Una mirada superficial podría deducir apresuradamente que Rusia y China unen fuerzas para mostrarle los dientes a EE UU. Sin embargo, aunque los dos coinciden en el interés de exhibir conjuntamente su capacidad defensiva, el alineamiento de intereses de ambos está lejos de ser total. Las razones son evidentes: mientras Rusia cuestiona el orden posterior a la disolución de la URSS y cree haber cedido más espacio del que le correspondía en su entorno inmediato, China tiende a aceptar el orden existente mientras se concreta pausada e inexorablemente un ascenso durante el que prefiere evitar el enfrentamiento directo con EE UU.


Si Putin bailotea permanentemente alrededor de EE UU tratando de lanzarle algún jab con pocas consecuencias, China intenta tanto como puede evitar los mandobles de los EE UU, apostando más al cansancio de un campeón que la busca que a los golpes que pueda ella misma propinar. De más está decir que esta paciencia estratégica china poco puede hacer cuando al gobierno de los EE UU llega un Donald Trump empeñado en subirla al ring e invitándola permanentemente a lanzarle un golpe que pueda desbaratar su guardia.


Los momentos históricos que atraviesan China y Rusia no podrían contrastar más.
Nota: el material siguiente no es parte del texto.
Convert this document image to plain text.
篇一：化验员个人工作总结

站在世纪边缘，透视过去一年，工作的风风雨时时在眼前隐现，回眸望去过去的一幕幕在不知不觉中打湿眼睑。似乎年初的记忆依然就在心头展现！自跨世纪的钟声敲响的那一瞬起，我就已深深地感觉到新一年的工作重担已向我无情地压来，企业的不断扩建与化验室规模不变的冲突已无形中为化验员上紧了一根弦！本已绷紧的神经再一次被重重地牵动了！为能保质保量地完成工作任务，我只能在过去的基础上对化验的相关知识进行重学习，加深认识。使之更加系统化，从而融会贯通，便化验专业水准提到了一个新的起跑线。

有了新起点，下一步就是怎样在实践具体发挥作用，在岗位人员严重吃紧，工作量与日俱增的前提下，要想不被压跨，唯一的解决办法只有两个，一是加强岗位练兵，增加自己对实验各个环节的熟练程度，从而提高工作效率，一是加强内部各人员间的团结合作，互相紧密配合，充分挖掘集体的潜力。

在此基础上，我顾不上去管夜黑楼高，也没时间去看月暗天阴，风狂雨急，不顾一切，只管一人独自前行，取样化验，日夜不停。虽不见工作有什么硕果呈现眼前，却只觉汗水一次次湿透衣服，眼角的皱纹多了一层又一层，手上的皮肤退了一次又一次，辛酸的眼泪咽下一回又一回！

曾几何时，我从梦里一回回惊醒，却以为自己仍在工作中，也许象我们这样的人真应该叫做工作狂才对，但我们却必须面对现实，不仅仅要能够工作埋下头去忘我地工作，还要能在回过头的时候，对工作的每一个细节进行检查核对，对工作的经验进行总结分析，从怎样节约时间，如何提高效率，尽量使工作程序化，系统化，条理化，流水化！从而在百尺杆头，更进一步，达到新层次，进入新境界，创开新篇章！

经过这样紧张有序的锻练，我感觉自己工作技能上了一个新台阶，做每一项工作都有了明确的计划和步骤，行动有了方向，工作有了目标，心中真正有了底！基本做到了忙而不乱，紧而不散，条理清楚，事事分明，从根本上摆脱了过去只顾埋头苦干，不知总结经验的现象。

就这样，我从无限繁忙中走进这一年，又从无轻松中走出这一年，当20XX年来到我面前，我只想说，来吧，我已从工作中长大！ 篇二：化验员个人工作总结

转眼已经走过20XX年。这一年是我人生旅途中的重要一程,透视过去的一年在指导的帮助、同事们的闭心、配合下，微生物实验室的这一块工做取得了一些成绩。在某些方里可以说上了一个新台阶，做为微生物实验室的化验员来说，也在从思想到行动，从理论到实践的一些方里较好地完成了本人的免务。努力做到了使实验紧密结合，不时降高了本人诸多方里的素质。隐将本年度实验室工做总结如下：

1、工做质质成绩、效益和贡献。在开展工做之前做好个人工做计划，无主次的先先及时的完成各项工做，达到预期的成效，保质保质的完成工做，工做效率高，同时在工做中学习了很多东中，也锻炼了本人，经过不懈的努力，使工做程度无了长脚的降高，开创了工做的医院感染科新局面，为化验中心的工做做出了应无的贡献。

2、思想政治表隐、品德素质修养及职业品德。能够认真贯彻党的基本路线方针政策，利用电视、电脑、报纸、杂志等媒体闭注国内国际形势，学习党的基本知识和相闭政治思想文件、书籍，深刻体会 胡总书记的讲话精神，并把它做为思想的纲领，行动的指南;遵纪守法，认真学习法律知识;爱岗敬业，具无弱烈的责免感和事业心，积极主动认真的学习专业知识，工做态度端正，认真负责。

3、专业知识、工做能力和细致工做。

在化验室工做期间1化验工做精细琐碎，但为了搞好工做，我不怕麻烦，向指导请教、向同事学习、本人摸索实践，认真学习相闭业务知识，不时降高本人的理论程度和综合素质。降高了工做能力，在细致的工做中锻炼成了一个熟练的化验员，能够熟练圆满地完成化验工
Ese contraste entre ascenso y descenso se traduce, lógicamente, en la asimetría de su relación bilateral: en ella, Rusia no es mucho más que uno de tantos proveedores de materias primas para la gran locomotora industrial de este siglo. Aun siendo el principal proveedor de gas y petróleo de China, Rusia es relativamente débil en ese intercambio, dado que depende mucho de ese cliente.


Por el momento, Rusia es algo más que un tercero en discordia insignificante en la bipolaridad en la que vivirán las próximas generaciones y algo menos que un socio incondicional de China. Las turbulencias que están precediendo a ese seguro escenario futuro son un juego triangular con EE UU que habrá que entender con curiosidad por la novedad y sin esquemas hollywoodenses.